Football wasn’t always Firkser’s main focus. Even while committing to Harvard, Firkser told Murphy he wanted to “give basketball a shot.” He didn’t make the team, and turned to football quickly. The applied mathematics major put on about 20 pounds to convert his body from that of a high school wideout to a tight end, and he threw himself into learning complicated run schemes and blocking techniques after having mainly only blocked cornerbacks and safeties.
Growing up in New Jersey, the son of a software engineer and a sales rep, Firkser and his brother played soccer and basketball. The now-star didn’t start football until sophomore year; he credits competing and training with elder brother Josh and friends for helping him develop a slight edge over his peers.
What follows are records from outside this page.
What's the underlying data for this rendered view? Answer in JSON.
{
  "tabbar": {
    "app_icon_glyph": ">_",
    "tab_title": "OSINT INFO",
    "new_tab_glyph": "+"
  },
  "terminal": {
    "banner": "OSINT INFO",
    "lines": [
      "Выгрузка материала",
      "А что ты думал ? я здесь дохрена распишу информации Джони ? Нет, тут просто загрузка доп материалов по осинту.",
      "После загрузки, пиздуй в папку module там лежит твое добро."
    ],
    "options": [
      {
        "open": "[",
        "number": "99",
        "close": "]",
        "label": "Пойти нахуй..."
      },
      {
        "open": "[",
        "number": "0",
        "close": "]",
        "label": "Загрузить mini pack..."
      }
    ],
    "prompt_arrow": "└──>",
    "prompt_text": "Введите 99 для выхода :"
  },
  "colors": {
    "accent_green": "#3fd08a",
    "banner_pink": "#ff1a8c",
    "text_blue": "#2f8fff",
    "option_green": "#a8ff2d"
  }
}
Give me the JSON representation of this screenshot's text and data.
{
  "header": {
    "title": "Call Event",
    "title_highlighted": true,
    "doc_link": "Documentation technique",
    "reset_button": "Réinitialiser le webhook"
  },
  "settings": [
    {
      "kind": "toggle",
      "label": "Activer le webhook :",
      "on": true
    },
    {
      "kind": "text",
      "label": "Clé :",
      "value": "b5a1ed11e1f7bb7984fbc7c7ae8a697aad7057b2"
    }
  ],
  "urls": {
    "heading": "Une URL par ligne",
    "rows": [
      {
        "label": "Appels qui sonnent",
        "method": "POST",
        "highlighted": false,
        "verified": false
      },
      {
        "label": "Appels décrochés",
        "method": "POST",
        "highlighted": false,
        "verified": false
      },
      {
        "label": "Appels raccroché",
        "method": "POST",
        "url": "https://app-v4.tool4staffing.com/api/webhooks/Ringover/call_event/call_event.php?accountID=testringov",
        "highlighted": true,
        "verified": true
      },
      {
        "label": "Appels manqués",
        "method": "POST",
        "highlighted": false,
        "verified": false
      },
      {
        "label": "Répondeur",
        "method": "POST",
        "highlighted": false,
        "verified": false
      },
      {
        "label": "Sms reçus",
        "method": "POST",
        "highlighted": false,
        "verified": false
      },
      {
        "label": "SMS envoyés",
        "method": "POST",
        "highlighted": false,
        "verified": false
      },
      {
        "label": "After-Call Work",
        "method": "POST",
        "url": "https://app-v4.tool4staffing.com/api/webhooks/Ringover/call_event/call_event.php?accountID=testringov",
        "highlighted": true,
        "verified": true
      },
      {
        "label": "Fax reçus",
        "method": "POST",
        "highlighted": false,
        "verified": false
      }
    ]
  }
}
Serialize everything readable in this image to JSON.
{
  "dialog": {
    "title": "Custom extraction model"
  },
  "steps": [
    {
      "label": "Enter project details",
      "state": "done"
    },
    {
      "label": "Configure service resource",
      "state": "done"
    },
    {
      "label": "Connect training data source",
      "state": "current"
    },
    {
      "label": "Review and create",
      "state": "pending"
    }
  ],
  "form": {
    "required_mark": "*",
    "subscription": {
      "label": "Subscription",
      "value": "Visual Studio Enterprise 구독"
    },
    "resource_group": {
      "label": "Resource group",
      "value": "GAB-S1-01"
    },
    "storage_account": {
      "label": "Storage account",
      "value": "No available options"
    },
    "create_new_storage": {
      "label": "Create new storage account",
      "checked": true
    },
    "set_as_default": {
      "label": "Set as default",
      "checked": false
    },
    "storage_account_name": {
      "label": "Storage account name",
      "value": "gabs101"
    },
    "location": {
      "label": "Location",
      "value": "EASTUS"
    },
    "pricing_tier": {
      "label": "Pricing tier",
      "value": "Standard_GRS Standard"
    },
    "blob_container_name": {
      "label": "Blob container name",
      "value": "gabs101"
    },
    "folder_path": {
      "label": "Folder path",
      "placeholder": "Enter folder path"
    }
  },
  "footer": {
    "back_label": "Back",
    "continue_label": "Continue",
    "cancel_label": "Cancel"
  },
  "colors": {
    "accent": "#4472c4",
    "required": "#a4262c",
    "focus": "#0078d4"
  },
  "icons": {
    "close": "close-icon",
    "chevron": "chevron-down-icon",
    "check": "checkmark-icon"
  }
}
Firkser wasn’t invited to the NFL combine in February. He did participate in Harvard’s pro day on March 13, where he ran a 4.79-second 40-yard dash and benched 21 reps of 225 pounds — better results than projected top fullback prospect Sam Rogers. And Firkser will wait for a call during the draft April 27 through 29. But even if his phone doesn’t ring by the final selection on Day 3, he might sign as an undrafted free agent, which would give him the freedom to choose a franchise that would get him on the field. Miller says Firkser “could definitely” get play as a free agent if he goes undrafted.
“You just need that one team,” Firkser says.